Die erste Stufe des Exorzismus ist als Präsenz bekannt und klärt ab, ob ein Dämon überhaupt da ist, als auch das Rufen des Dämons, und stellt den schwierigsten Teil dar. Hier gilt es, den Namen des Dämons zu erfahren.
Die zweite Stufe stellt das Brechen des Dämons dar, welcher mit aller zur Verfügung stehenden Macht gegen den Priester kämpfen wird. Hierzu gehören Geräusche, Zauber und andere Dinge, er kann den Exorzisten jedoch nicht körperlich verletzen.
Die dritte Stufe ist als die Stimme bekannt. Sie ähnelt der zweiten Stufe. Nun gilt es, den Dämonen zum Schweigen zu bringen.
Die vierte Stufe ist der Wettstreit, in dem der Geist des Dämons mit der Präsenz Temora ( des Lichts )kämpft.
Die fünfte Stufe ist die Verbannung. Hier flieht der Dämon zurück in seine Welt. Viele ehemalige Besessene können sich an die Zeit der Besessenheit nicht zurückerinnern, soweit sie denn überhaupt überleben.
Legenden beschreiben eine andere Art Bannung, die den Dämon nicht in den Äther zurücklässt, sondern ihn in einen Gegenstand bindet.
Bedeutend zu dieser und anderen dämonenmagischen Gegenständen ist, dass sie ohne ein Wesen, das sie trägt oder bewegt, vollständig hilflos sind. Erst wenn ein lebender Träger sich dem Gegenstand annimmt, wächst die Macht des gebundenen Dämons und zeitgleich der Versuch der Kontrolle über den Träger. Dies kann alles beinhalten, von Ringen, Rüstungen, Schwertern bis hin zu Alltagsgegenständen.“
Als er mit dem ersten Buch fertig war und sie einiges neues erfahren konnte wollte sie natürlich auch direkt das er ihr das Zweite vorlese.

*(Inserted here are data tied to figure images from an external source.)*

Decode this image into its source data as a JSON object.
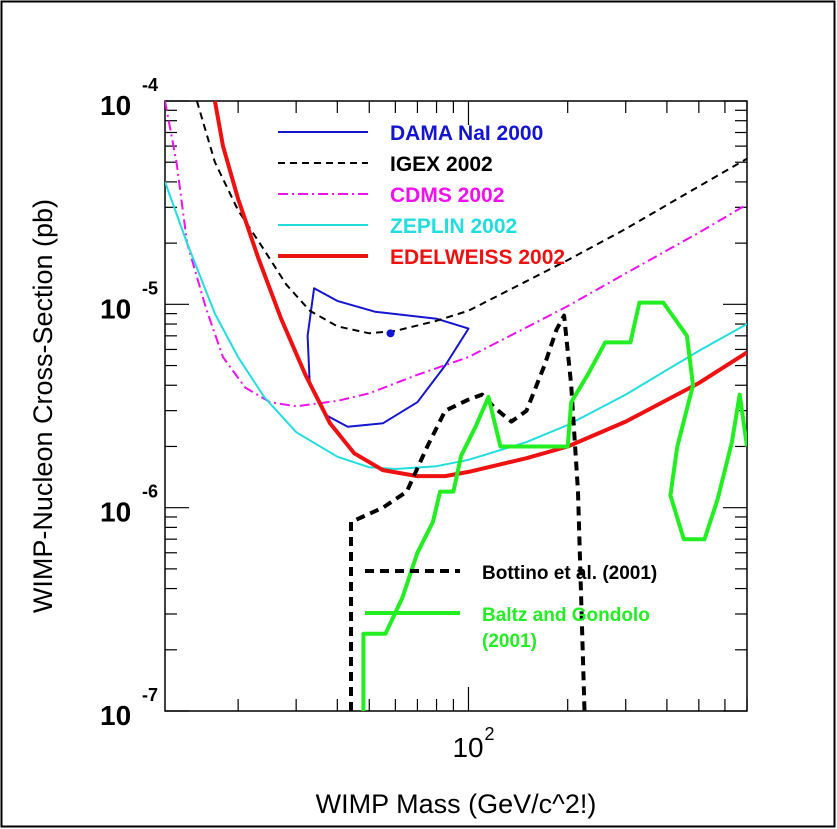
{
  "chart_data": {
    "type": "line",
    "xlabel": "WIMP Mass (GeV/c^2!)",
    "ylabel": "WIMP-Nucleon Cross-Section (pb)",
    "x_scale": "log",
    "y_scale": "log",
    "xlim": [
      12,
      700
    ],
    "ylim": [
      1e-07,
      0.0001
    ],
    "grid": false,
    "x_tick_labels": [
      {
        "value": 100,
        "base": "10",
        "exp": "2"
      }
    ],
    "y_tick_labels": [
      {
        "value": 0.0001,
        "base": "10",
        "exp": "-4"
      },
      {
        "value": 1e-05,
        "base": "10",
        "exp": "-5"
      },
      {
        "value": 1e-06,
        "base": "10",
        "exp": "-6"
      },
      {
        "value": 1e-07,
        "base": "10",
        "exp": "-7"
      }
    ],
    "legend_position": "top-center",
    "series": [
      {
        "name": "DAMA NaI 2000",
        "color": "#1515d0",
        "style": "solid",
        "width": 2,
        "closed": true,
        "points": [
          [
            34,
            1.2e-05
          ],
          [
            40,
            1.04e-05
          ],
          [
            52,
            9.2e-06
          ],
          [
            80,
            8.5e-06
          ],
          [
            100,
            7.6e-06
          ],
          [
            85,
            5e-06
          ],
          [
            70,
            3.3e-06
          ],
          [
            55,
            2.6e-06
          ],
          [
            43,
            2.5e-06
          ],
          [
            37,
            2.85e-06
          ],
          [
            33,
            4e-06
          ],
          [
            32.5,
            7e-06
          ]
        ]
      },
      {
        "name": "IGEX 2002",
        "color": "#000000",
        "style": "dashed",
        "width": 2,
        "points": [
          [
            15,
            0.0001
          ],
          [
            17,
            5e-05
          ],
          [
            20,
            2.9e-05
          ],
          [
            24,
            1.85e-05
          ],
          [
            28,
            1.25e-05
          ],
          [
            33,
            9.3e-06
          ],
          [
            40,
            7.8e-06
          ],
          [
            50,
            7.2e-06
          ],
          [
            60,
            7.4e-06
          ],
          [
            80,
            8.3e-06
          ],
          [
            100,
            9.3e-06
          ],
          [
            150,
            1.3e-05
          ],
          [
            200,
            1.65e-05
          ],
          [
            300,
            2.35e-05
          ],
          [
            500,
            3.8e-05
          ],
          [
            700,
            5.2e-05
          ]
        ]
      },
      {
        "name": "CDMS 2002",
        "color": "#ee11ee",
        "style": "dashdot",
        "width": 2,
        "points": [
          [
            12,
            0.0001
          ],
          [
            13,
            5e-05
          ],
          [
            14,
            2e-05
          ],
          [
            16,
            9.5e-06
          ],
          [
            18,
            5.5e-06
          ],
          [
            21,
            3.9e-06
          ],
          [
            25,
            3.3e-06
          ],
          [
            30,
            3.15e-06
          ],
          [
            40,
            3.35e-06
          ],
          [
            50,
            3.65e-06
          ],
          [
            70,
            4.5e-06
          ],
          [
            100,
            5.5e-06
          ],
          [
            150,
            7.7e-06
          ],
          [
            200,
            9.8e-06
          ],
          [
            300,
            1.42e-05
          ],
          [
            500,
            2.25e-05
          ],
          [
            700,
            3.1e-05
          ]
        ]
      },
      {
        "name": "ZEPLIN 2002",
        "color": "#22dddd",
        "style": "solid",
        "width": 2,
        "points": [
          [
            12,
            4e-05
          ],
          [
            14,
            2e-05
          ],
          [
            17,
            9e-06
          ],
          [
            20,
            5.5e-06
          ],
          [
            24,
            3.5e-06
          ],
          [
            30,
            2.35e-06
          ],
          [
            40,
            1.78e-06
          ],
          [
            50,
            1.58e-06
          ],
          [
            60,
            1.55e-06
          ],
          [
            80,
            1.6e-06
          ],
          [
            100,
            1.72e-06
          ],
          [
            150,
            2.1e-06
          ],
          [
            200,
            2.55e-06
          ],
          [
            300,
            3.6e-06
          ],
          [
            500,
            5.9e-06
          ],
          [
            700,
            8e-06
          ]
        ]
      },
      {
        "name": "EDELWEISS 2002",
        "color": "#ee1111",
        "style": "solid",
        "width": 4,
        "points": [
          [
            17,
            0.0001
          ],
          [
            18,
            6e-05
          ],
          [
            20,
            3.3e-05
          ],
          [
            23,
            1.7e-05
          ],
          [
            27,
            8.5e-06
          ],
          [
            32,
            4.5e-06
          ],
          [
            38,
            2.6e-06
          ],
          [
            45,
            1.85e-06
          ],
          [
            55,
            1.53e-06
          ],
          [
            70,
            1.43e-06
          ],
          [
            85,
            1.43e-06
          ],
          [
            100,
            1.5e-06
          ],
          [
            150,
            1.75e-06
          ],
          [
            200,
            2e-06
          ],
          [
            300,
            2.65e-06
          ],
          [
            500,
            4.1e-06
          ],
          [
            700,
            5.8e-06
          ]
        ]
      },
      {
        "name": "Bottino et al. (2001)",
        "color": "#000000",
        "style": "dashed",
        "width": 4,
        "points": [
          [
            44,
            1e-07
          ],
          [
            44,
            8.5e-07
          ],
          [
            55,
            1e-06
          ],
          [
            65,
            1.2e-06
          ],
          [
            75,
            2e-06
          ],
          [
            85,
            3e-06
          ],
          [
            100,
            3.4e-06
          ],
          [
            110,
            3.6e-06
          ],
          [
            120,
            3.1e-06
          ],
          [
            135,
            2.65e-06
          ],
          [
            150,
            3e-06
          ],
          [
            170,
            5e-06
          ],
          [
            185,
            7.5e-06
          ],
          [
            195,
            8.8e-06
          ],
          [
            205,
            4e-06
          ],
          [
            215,
            1.2e-06
          ],
          [
            225,
            1e-07
          ]
        ]
      },
      {
        "name": "Baltz and Gondolo (2001)",
        "color": "#22ee22",
        "style": "solid",
        "width": 4,
        "points": [
          [
            48,
            1e-07
          ],
          [
            48,
            2.4e-07
          ],
          [
            56,
            2.4e-07
          ],
          [
            63,
            3.6e-07
          ],
          [
            70,
            6e-07
          ],
          [
            78,
            8.5e-07
          ],
          [
            82,
            1.2e-06
          ],
          [
            90,
            1.2e-06
          ],
          [
            95,
            1.8e-06
          ],
          [
            105,
            2.5e-06
          ],
          [
            115,
            3.5e-06
          ],
          [
            125,
            2e-06
          ],
          [
            145,
            2e-06
          ],
          [
            200,
            2e-06
          ],
          [
            205,
            3.3e-06
          ],
          [
            230,
            4.5e-06
          ],
          [
            260,
            6.5e-06
          ],
          [
            310,
            6.5e-06
          ],
          [
            330,
            1.02e-05
          ],
          [
            390,
            1.02e-05
          ],
          [
            460,
            7e-06
          ],
          [
            480,
            4e-06
          ],
          [
            430,
            2e-06
          ],
          [
            410,
            1.15e-06
          ],
          [
            450,
            7e-07
          ],
          [
            520,
            7e-07
          ],
          [
            570,
            1.1e-06
          ],
          [
            630,
            2.1e-06
          ],
          [
            665,
            3.6e-06
          ],
          [
            700,
            2e-06
          ]
        ]
      }
    ],
    "legend_entries": [
      {
        "label": "DAMA NaI 2000",
        "color": "#1515d0",
        "style": "solid",
        "width": 2
      },
      {
        "label": "IGEX 2002",
        "color": "#000000",
        "style": "dashed",
        "width": 2
      },
      {
        "label": "CDMS 2002",
        "color": "#ee11ee",
        "style": "dashdot",
        "width": 2
      },
      {
        "label": "ZEPLIN 2002",
        "color": "#22dddd",
        "style": "solid",
        "width": 2
      },
      {
        "label": "EDELWEISS 2002",
        "color": "#ee1111",
        "style": "solid",
        "width": 4
      }
    ],
    "theory_legend_entries": [
      {
        "label_lines": [
          "Bottino et al. (2001)"
        ],
        "color": "#000000",
        "style": "dashed",
        "width": 4
      },
      {
        "label_lines": [
          "Baltz and Gondolo",
          "(2001)"
        ],
        "color": "#22ee22",
        "style": "solid",
        "width": 4
      }
    ],
    "dama_center_marker": {
      "x": 58,
      "y": 7.2e-06,
      "color": "#1515d0"
    }
  }
}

„Ein von einem bösen Geist besessener Mann der einem Priester am Fluss begegnete. Er war unglaublich stark und konnte Felsen mit seinen Händen zerdrücken. Der Mann rannte auf den Priester zu und bettelte um Gnade, woraufhin der Priester den Dämonen verjagte und nach seinem Namen fragte. Der Dämon im Mann sprach wispernd:
"Unser Name ist Heer, den wir sind viele".
Der Dämon floh aus dem Körper des Mannes und wurde 13 Tage und Nächte vom Priester in den Wald verfolgt, bis er sich erschöpft in einem Baumstumpf versteckte. Der Priester erkannte den Dämon und schlug mit seinem Stab zu und bannte den Dämon auf diese Weise.
Der Priester beschrieb einst den idealen Exorzisten als in der Menschlichkeit gefestigte, körperlich trainierte, junge bis mittelaltrige Person.
Eine weitere Legende beschreibt eine junge Priesterin die ihre tägliche Arbeit in dem Armenviertel einer Stadt verrichtete und dabei auf ein kleines Mädchen stieß, das übermenschlich zu sein schien und Leute ohne jegliche Vorwarnung attackierte. Sie wurde von acht Mannen gemeinsam gehalten und an eine Wand gekettet, damit die Priesterin die Chance hatte sich ihr zu nähern. Beinah vierzehn Tage verbrachte sie in Gebet vor dem Mädchen mit geweihtem Wasser den Dämon zu schwächen bis er verschwand.
Leider jedoch nahm er den Geist des kleinen Mädchens mit zurück in den Äther.
Die Priesterin würde Exorzisten als mitfühlende, willensstarke und vor allem durchhaltende Personen beschreiben.“
Als auch dieses abgeschlossen war hatte sie einiges in Erfahrung bringen können und entschloss sich dazu in dieser Richtung etwas weiter zu forschen.
Einige Zeit des Tages verbrachte Sie in Gedanken darum, ob sie sich bestimmte Symbole verzieren lassen sollte um für den Notfall gewappnet zu sein..
[…] (hier wird nicht weiter Ausgeführt, da man es auch im RP nach und nach entdecken wird)
Nach den Überlegungen und Planungen die sie in Ihrem Geiste durchspielte führten Ihre Schritte sie wieder nach daheim, wo Dejarian wohl schon auf sie warten würde.
Sie hatte in der letzten Zeit häufig Fisch bekommen, vielleicht hatte er ja einmal etwas neues?